Flashsighting - Using this technique, the shooter raises the handgun to the standard shooting position; focusing exclusively on the front sight, and when the front sight is somewhere in between the rear sights, on the rough center of the target, the shooter fires. It doesn't matter where on the target the front sight is positioned; at three to seven yards even the worst flash sighting picture accomplishes hits within an area the size of a piece of typing paper.
Point shooting - also called threat focused shooting, is a method of shooting a firearm that relies on a shooter's instinctive reactions to quickly engage close targets.
The shooter employs a two-handed grip, extending the firearm straight forward, but below eye level with the eye focused directly on center mass. The technique is intended for use in life-threatening situations where the use of sight shooting cannot be employed due to lack of time to use the gun's sights, low-light conditions, or because of the body's natural reaction to close quarters threats which prevent meeting the marksmanship requirements of sight shooting.

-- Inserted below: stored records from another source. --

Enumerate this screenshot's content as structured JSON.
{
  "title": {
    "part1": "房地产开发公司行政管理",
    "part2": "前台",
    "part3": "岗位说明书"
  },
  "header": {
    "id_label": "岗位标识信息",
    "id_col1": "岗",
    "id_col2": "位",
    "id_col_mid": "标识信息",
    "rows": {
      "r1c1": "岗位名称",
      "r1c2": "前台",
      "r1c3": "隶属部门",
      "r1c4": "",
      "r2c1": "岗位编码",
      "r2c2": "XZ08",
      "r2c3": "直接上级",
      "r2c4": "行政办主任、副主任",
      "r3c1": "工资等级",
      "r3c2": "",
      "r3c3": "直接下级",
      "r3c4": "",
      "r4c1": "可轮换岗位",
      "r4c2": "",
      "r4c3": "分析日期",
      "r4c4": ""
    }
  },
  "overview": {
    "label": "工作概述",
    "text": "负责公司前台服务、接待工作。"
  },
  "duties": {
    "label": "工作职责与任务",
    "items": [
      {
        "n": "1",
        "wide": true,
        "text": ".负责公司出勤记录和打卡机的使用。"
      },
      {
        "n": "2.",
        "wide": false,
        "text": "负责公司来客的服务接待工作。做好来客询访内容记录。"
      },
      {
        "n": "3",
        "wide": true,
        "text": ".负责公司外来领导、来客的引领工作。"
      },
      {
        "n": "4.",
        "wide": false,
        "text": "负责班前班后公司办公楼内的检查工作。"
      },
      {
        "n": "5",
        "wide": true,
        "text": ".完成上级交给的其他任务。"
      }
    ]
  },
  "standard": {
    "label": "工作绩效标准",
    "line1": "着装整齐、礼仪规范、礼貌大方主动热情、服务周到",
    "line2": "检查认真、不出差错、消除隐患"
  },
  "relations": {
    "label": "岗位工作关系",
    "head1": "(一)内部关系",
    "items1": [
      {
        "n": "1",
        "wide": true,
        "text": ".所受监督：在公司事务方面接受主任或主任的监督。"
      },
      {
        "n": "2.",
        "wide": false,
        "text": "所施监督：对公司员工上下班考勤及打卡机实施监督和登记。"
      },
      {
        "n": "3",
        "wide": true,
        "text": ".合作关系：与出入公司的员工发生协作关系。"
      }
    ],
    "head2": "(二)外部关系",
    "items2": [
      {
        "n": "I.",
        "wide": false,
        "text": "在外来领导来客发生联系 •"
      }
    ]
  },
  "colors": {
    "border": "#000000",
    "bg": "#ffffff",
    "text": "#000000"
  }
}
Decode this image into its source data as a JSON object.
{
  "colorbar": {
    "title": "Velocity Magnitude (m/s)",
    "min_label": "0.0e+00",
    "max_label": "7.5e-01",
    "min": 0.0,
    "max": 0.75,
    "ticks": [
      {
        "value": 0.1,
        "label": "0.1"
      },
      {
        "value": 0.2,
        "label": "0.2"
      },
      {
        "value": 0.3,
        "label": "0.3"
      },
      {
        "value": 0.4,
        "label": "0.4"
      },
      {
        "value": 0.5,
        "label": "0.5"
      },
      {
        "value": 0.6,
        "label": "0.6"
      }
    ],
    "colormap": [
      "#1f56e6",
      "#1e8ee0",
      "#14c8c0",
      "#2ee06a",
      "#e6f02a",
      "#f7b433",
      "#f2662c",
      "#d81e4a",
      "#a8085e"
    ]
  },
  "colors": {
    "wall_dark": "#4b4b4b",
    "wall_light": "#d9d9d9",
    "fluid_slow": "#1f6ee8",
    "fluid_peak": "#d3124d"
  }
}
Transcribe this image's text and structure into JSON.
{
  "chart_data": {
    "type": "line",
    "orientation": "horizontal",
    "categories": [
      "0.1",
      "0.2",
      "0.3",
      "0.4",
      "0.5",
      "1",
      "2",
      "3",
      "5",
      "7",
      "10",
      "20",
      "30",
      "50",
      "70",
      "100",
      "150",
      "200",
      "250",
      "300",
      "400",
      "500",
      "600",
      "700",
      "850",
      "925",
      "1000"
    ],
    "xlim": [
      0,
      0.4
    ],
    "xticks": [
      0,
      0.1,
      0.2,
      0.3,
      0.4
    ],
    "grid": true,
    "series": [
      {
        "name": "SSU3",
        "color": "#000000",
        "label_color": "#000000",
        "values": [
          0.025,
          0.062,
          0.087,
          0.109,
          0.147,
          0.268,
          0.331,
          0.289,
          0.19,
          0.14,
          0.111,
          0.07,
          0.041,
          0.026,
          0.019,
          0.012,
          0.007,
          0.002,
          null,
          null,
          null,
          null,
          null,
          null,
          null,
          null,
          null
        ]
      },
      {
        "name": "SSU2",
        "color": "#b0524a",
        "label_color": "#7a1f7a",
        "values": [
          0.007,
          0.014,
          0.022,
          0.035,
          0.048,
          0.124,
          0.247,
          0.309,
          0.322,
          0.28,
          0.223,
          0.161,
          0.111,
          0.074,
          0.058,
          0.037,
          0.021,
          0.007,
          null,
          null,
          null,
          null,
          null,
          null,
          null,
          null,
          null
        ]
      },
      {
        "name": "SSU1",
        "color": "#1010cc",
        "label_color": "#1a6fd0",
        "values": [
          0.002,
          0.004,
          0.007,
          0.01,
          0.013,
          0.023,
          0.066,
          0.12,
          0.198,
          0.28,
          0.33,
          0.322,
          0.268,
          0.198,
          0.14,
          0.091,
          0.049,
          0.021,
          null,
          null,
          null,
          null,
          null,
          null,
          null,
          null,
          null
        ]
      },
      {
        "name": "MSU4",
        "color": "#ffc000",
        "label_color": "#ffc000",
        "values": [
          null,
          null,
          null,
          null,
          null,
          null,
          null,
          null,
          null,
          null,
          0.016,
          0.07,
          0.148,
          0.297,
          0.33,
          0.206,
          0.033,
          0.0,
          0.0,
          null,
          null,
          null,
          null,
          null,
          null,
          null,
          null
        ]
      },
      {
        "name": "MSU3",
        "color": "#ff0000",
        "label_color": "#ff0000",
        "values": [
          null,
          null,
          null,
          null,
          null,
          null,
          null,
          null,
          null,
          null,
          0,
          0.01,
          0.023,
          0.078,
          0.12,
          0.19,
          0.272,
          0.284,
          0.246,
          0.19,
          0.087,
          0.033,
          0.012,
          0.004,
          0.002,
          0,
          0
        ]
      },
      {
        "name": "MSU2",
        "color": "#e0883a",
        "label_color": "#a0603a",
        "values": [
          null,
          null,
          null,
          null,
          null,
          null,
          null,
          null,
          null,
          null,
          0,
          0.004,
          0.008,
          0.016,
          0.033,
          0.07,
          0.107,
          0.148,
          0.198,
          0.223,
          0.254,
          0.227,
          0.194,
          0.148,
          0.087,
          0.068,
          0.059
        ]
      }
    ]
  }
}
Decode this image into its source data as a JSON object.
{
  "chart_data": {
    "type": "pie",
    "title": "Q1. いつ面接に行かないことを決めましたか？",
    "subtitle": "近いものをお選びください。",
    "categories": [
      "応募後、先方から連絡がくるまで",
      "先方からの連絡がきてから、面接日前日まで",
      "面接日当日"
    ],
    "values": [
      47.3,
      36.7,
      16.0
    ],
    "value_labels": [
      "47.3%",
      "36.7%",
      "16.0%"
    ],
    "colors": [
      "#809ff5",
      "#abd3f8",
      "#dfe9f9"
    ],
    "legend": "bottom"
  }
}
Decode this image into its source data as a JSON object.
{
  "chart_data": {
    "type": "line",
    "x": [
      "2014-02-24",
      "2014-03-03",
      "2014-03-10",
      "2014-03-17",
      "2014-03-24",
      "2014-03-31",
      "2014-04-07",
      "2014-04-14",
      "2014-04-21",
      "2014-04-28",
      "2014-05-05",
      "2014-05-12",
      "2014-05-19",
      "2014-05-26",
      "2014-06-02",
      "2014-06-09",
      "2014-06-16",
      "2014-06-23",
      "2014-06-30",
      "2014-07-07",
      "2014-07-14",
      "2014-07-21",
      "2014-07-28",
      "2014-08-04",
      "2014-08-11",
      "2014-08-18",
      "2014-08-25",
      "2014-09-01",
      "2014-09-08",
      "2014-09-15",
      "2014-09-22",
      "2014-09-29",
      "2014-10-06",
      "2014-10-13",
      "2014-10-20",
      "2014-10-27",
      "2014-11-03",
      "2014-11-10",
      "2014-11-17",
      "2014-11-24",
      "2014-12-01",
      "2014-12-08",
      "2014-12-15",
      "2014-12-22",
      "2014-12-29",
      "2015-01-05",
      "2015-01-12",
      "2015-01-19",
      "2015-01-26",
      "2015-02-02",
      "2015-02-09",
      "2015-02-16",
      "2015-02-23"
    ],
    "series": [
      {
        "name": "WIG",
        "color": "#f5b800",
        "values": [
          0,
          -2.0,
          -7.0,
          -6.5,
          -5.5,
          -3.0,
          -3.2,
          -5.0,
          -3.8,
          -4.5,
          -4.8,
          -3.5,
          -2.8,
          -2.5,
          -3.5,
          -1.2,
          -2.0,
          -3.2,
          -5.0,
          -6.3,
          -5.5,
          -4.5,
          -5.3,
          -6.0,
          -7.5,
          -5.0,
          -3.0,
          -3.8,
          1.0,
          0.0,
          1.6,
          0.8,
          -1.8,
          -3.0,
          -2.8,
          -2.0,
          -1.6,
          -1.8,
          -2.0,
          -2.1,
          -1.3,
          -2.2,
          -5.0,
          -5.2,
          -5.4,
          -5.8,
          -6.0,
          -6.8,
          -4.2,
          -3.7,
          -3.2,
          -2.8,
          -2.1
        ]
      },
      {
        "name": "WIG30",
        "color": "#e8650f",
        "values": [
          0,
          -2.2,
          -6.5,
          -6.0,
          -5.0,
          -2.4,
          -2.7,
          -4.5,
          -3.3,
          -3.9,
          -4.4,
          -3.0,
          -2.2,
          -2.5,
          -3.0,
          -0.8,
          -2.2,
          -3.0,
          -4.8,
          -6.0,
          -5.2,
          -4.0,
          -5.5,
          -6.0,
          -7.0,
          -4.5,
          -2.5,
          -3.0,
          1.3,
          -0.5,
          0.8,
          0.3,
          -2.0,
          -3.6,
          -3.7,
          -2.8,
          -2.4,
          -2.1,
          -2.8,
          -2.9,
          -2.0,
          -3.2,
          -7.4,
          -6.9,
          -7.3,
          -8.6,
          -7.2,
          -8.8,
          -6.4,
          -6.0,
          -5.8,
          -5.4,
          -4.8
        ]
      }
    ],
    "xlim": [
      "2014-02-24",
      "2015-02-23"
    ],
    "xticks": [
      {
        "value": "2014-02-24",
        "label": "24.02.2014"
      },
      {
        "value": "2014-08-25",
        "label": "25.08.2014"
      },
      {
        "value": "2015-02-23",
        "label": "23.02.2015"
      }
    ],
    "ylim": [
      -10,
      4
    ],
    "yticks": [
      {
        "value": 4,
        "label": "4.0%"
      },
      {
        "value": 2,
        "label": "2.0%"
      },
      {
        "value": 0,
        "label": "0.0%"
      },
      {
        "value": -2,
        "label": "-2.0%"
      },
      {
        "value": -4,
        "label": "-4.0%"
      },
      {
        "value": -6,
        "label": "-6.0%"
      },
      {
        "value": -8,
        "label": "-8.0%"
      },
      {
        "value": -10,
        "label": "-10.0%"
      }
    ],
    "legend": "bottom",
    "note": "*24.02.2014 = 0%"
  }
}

Point shooting attempts to harness the innate ability to point at the target in such a way that the shooter can use that ability to hit targets with a firearm. This may be done in a variety of ways which differ depending upon the method used. The one thing that point shooting methods have in common is that they do not rely on the sights, and they strive to increase the shooter's ability to hit targets at short range under the less than ideal conditions expected in close quarters life threatening situations.
Trigger Pull - Pulling the trigger should be the only motion involved in firing the weapon. It must be smooth and precise. Pulling the trigger should not effect (i.e. move in any way) any part of the gun other than the trigger. Sloppy or inconsistent trigger pull will cause more inaccuracy than any other aspect of shooting. When pulling the trigger, you should use the pad of the finger and pull the trigger straight back. Pulling at an angle, even slightly, can change the point of aim prior to firing. Dry firing (i.e. pulling the trigger without a live round in the chamber) is beyond a doubt the best exercise for increasing shooter accuracy.
This should be practiced repeatedly, until the shooter can squeeze the trigger without moving the gun at all. The firing pins on many weapons can be damaged by dry firing, so the shooter should shop at gun stores for plastic dummy rounds that will protect the firing pin while dry firing the weapon.